A loucura que busco é diminuir a força do meu histórico de ilusões, afastar todo o senso de que restam ainda milênios a minha frente e querer apenas intensidade máxima nos próximos segundos.
A paixão que suspeito ter encontrado, parece disposta a me fazer esquecer todos os protocolos contra a decepção. É como se estivesse me cortado em lâminas enferrujadas, mas em estado de graça de saber que a dor de objetos cortantes é suportável, caso a recompensa seja o ardor de seus beijos.

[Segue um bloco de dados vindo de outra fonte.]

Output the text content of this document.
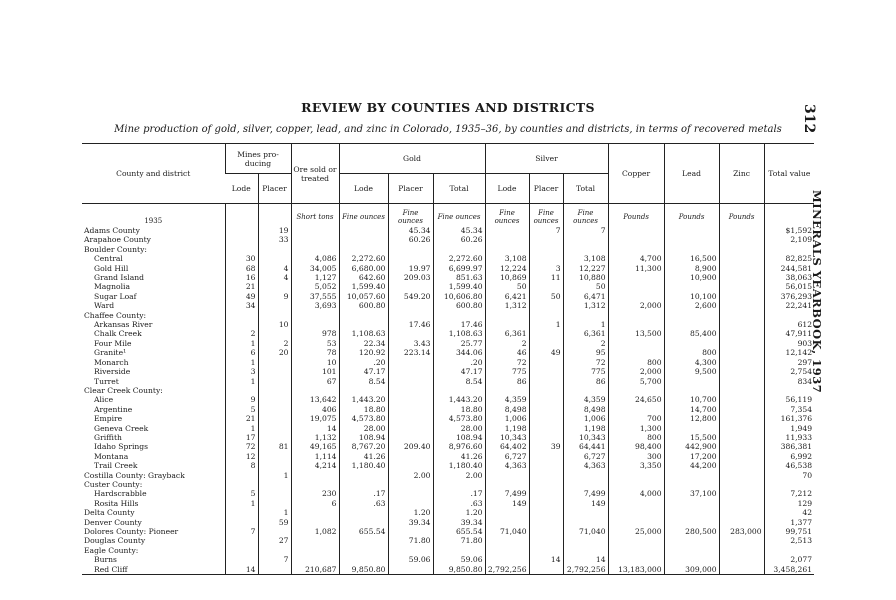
REVIEW BY COUNTIES AND DISTRICTS	312
MINERALS YEARBOOK, 1937
Mine production of gold, silver, copper, lead, and zinc in Colorado, 1935–36, by counties and districts, in terms of recovered metals
County and district	Mines pro-ducing		Ore sold or treated	Gold			Silver			Copper	Lead	Zinc	Total value
	Lode	Placer		Lode	Placer	Total	Lode	Placer	Total				
1935			Short tons	Fine ounces	Fine ounces	Fine ounces	Fine ounces	Fine ounces	Fine ounces	Pounds	Pounds	Pounds	
Adams County		19			45.34	45.34		7	7				$1,592
Arapahoe County		33			60.26	60.26							2,109
Boulder County:													
Central	30		4,086	2,272.60		2,272.60	3,108		3,108	4,700	16,500		82,825
Gold Hill	68	4	34,005	6,680.00	19.97	6,699.97	12,224	3	12,227	11,300	8,900		244,581
Grand Island	16	4	1,127	642.60	209.03	851.63	10,869	11	10,880		10,900		38,063
Magnolia	21		5,052	1,599.40		1,599.40	50		50				56,015
Sugar Loaf	49	9	37,555	10,057.60	549.20	10,606.80	6,421	50	6,471		10,100		376,293
Ward	34		3,693	600.80		600.80	1,312		1,312	2,000	2,600		22,241
Chaffee County:													
Arkansas River		10			17.46	17.46		1	1				612
Chalk Creek	2		978	1,108.63		1,108.63	6,361		6,361	13,500	85,400		47,911
Four Mile	1	2	53	22.34	3.43	25.77	2		2				903
Granite¹	6	20	78	120.92	223.14	344.06	46	49	95		800		12,142
Monarch	1		10	.20		.20	72		72	800	4,300		297
Riverside	3		101	47.17		47.17	775		775	2,000	9,500		2,754
Turret	1		67	8.54		8.54	86		86	5,700			834
Clear Creek County:													
Alice	9		13,642	1,443.20		1,443.20	4,359		4,359	24,650	10,700		56,119
Argentine	5		406	18.80		18.80	8,498		8,498		14,700		7,354
Empire	21		19,075	4,573.80		4,573.80	1,006		1,006	700	12,800		161,376
Geneva Creek	1		14	28.00		28.00	1,198		1,198	1,300			1,949
Griffith	17		1,132	108.94		108.94	10,343		10,343	800	15,500		11,933
Idaho Springs	72	81	49,165	8,767.20	209.40	8,976.60	64,402	39	64,441	98,400	442,900		386,381
Montana	12		1,114	41.26		41.26	6,727		6,727	300	17,200		6,992
Trail Creek	8		4,214	1,180.40		1,180.40	4,363		4,363	3,350	44,200		46,538
Costilla County: Grayback		1			2.00	2.00							70
Custer County:													
Hardscrabble	5		230	.17		.17	7,499		7,499	4,000	37,100		7,212
Rosita Hills	1		6	.63		.63	149		149				129
Delta County		1			1.20	1.20							42
Denver County		59			39.34	39.34							1,377
Dolores County: Pioneer	7		1,082	655.54		655.54	71,040		71,040	25,000	280,500	283,000	99,751
Douglas County		27			71.80	71.80							2,513
Eagle County:													
Burns		7			59.06	59.06		14	14				2,077
Red Cliff	14		210,687	9,850.80		9,850.80	2,792,256		2,792,256	13,183,000	309,000		3,458,261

Meu pensamento desatina, exagera nas cores da tinta, que pinta o teu retrato em minhas lembranças. Faço meu pacto de guardá-lo no porão de meus desejos, e mesmo na escuridão, visitarei-o todos os dias.
Quero cada momento em sua presença congelados no tempo, mesmo que no futuro os busque em temperatura baixa, será o suficiente para jorrar lágrimas salinas por todos os cantos de minha pele.
Preciso dopar-me e impedir transgressões, é necessário vendar meus olhos dos sentimentos que tenho. Antes refugiar no anonimato ingrato o fogo que desperta ao te ver, do que mantê-lo aceso quando nenhuma certeza eu tenho de que ele pode de fato nos aquecer.
Seja são ou louco, tem algo batendo em uma sincronia diferente do peito, que esse cristal não se tranforme em cacos, já basta resíduos de vontades quebradas, não quero mais escutar o não de uma paixão sem correspondências.